Keputusan Menteri Transportasi Miri Regev memilih Zarviv untuk menyalakan satu dari 12 obor suci memicu kecaman keras. Masalahnya, sumbangsih Zarviv yang dianggap “luar biasa” oleh pemerintah adalah perannya sebagai sopir buldoser cadangan militer yang bertugas meratakan permukiman di Jalur Gaza sejak Oktober 2023.
“Memberikan penghormatan tertinggi kepada pelaku kejahatan perang yang bangga telah meratakan Gaza membuktikan satu hal, dehumanisasi terhadap warga Palestina sudah berakar di jantung arus utama Israel,” tulis B’Tselem dalam pernyataan resminya, Rabu.
Liturgi di Atas Buldoser
Zarviv bukan tentara biasa. Di kehidupan sipil, ia adalah hakim di pengadilan rabi di pemukiman Ariel, Tepi Barat, sekaligus direktur sekolah persiapan militer di pemukiman Beit El. Ia mendidik ratusan pemuda Israel dengan ideologi radikal yang kini ia praktikkan di lapangan.
Selama ratusan hari penugasannya di Gaza, Zarviv kerap mengunggah video dirinya sedang menghancurkan bangunan sipil. Alih-alih terlihat seperti operasi militer standar, aksi Zarviv lebih menyerupai ritual keagamaan.
Dalam beberapa cuplikan, ia terekam menghancurkan rumah warga sambil meniup shofar (terompet tanduk domba), berdoa, dan membacakan ayat-ayat Taurat saat alat beratnya merobek dinding beton.
“Warga Palestina tidak punya tempat untuk kembali di Rafah atau Jabalia,” ujar Zarviv dengan nada jemawa dalam sebuah wawancara televisi yang dikutip B’Tselem. “Puluhan ribu keluarga tidak lagi punya dokumen, tidak ada foto masa kecil, tidak ada kartu identitas, tidak ada rumah.

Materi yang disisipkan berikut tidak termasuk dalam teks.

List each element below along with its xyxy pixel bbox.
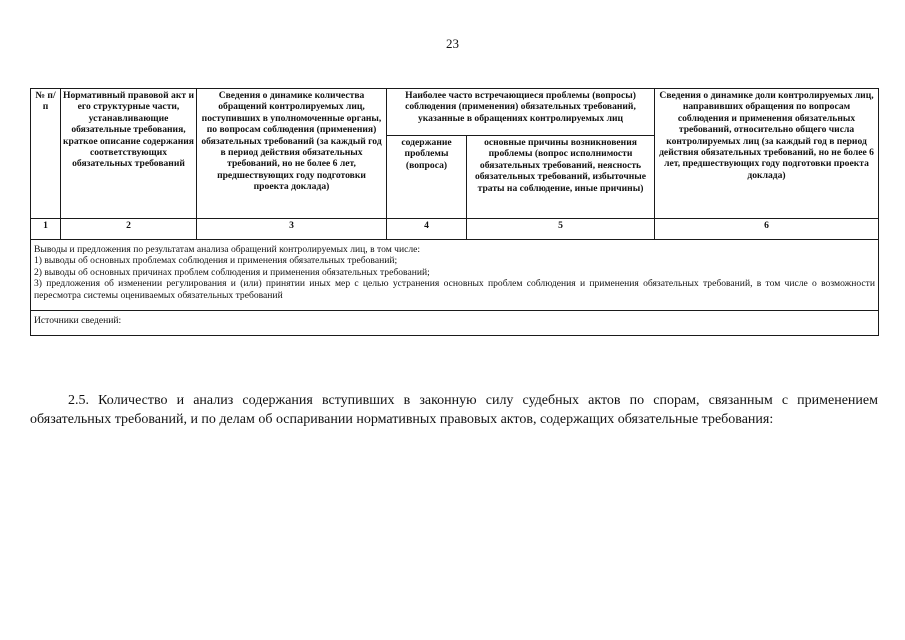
report-table <box>30 88 879 336</box>
sources-label: Источники сведений: <box>31 311 879 336</box>
header-col-number: № п/п <box>31 89 61 219</box>
conclusions-item-1: 1) выводы об основных проблемах соблюдения и применения обязательных требований; <box>34 255 398 267</box>
column-number-cell: 5 <box>467 219 655 240</box>
header-col-problem-causes: основные причины возникновения проблемы (вопрос исполнимости обязательных требований, неясность обязательных требований, избыточные траты на соблюдение, иные причины) <box>467 136 655 219</box>
column-number-cell: 3 <box>197 219 387 240</box>
table-header-row <box>31 89 879 136</box>
conclusions-item-3: 3) предложения об изменении регулирования и (или) принятии иных мер с целью устранения основных проблем соблюдения и применения обязательных требований, в том числе о возможности пересмотра системы оцениваемых обязательных требований <box>34 278 876 301</box>
header-col-appeals-dynamics: Сведения о динамике количества обращений контролируемых лиц, поступивших в уполномоченные органы, по вопросам соблюдения (применения) обязательных требований (за каждый год в период действия обязательных требований, но не более 6 лет, предшествующих году подготовки проекта доклада) <box>197 89 387 219</box>
conclusions-cell <box>31 240 879 311</box>
page-number: 23 <box>446 36 459 51</box>
notes-row <box>31 240 879 311</box>
column-number-cell: 6 <box>655 219 879 240</box>
column-number-cell: 1 <box>31 219 61 240</box>
header-col-share-dynamics: Сведения о динамике доли контролируемых лиц, направивших обращения по вопросам соблюдения и применения обязательных требований, относительно общего числа контролируемых лиц (за каждый год в период действия обязательных требований, но не более 6 лет, предшествующих году подготовки проекта доклада) <box>655 89 879 219</box>
section-2-5-paragraph: 2.5. Количество и анализ содержания вступивших в законную силу судебных актов по спорам, связанным с применением обязательных требований, и по делам об оспаривании нормативных правовых актов, содержащих обязательные требования: <box>30 393 878 427</box>
sources-row <box>31 311 879 336</box>
conclusions-item-2: 2) выводы об основных причинах проблем соблюдения и применения обязательных требований; <box>34 266 430 278</box>
header-col-frequent-problems: Наиболее часто встречающиеся проблемы (вопросы) соблюдения (применения) обязательных требований, указанные в обращениях контролируемых лиц <box>387 89 655 136</box>
column-number-cell: 4 <box>387 219 467 240</box>
column-numbers-row <box>31 219 879 240</box>
column-number-cell: 2 <box>61 219 197 240</box>
header-col-legal-act: Нормативный правовой акт и его структурные части, устанавливающие обязательные требования, краткое описание содержания соответствующих обязательных требований <box>61 89 197 219</box>
header-col-problem-content: содержание проблемы (вопроса) <box>387 136 467 219</box>
conclusions-intro: Выводы и предложения по результатам анализа обращений контролируемых лиц, в том числе: <box>34 244 421 255</box>
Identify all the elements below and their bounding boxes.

Mereka tidak punya apa-apa lagi.”
Pemilihan Zarviv sebagai “warga teladan” yang mewakili “semangat bangsa” dianggap sebagai titik balik yang mengerikan. B’Tselem menilai “pemerintah” Israel sengaja mengirim pesan kepada warganya dan dunia bahwa kejahatan perang kini adalah identitas nasional yang patut dirayakan.

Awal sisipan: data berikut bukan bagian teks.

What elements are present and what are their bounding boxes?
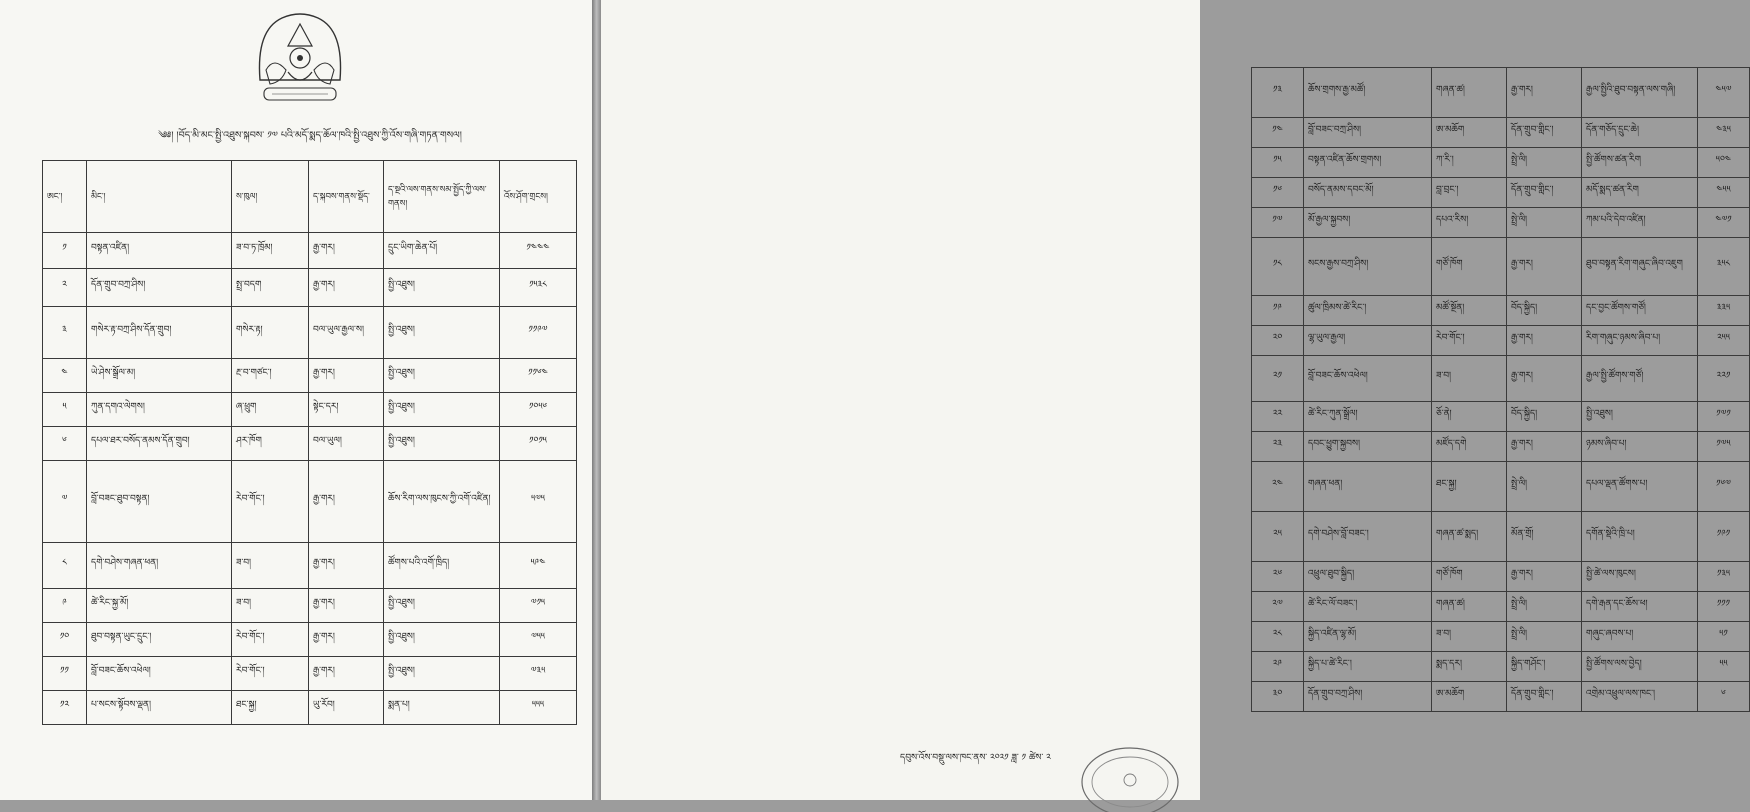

Namanya kini identik dengan “penghancuran sistematis”. Di saat hukum internasional memburu para pelaku genosida, di Tel Aviv, sosok seperti Zarviv justru diberi panggung kehormatan. Penghancuran rumah-rumah warga Palestina yang dilakukan Zarviv bukan lagi dianggap sebagai ekses perang, melainkan sebuah “prestasi” yang layak diabadikan dengan api obor kemerdekaan.
Dengan mengangkat Zarviv ke panggung nasional, Israel seolah sedang melegitimasi bahwa genosida kini telah menjadi bagian resmi dari narasi kebangsaan mereka.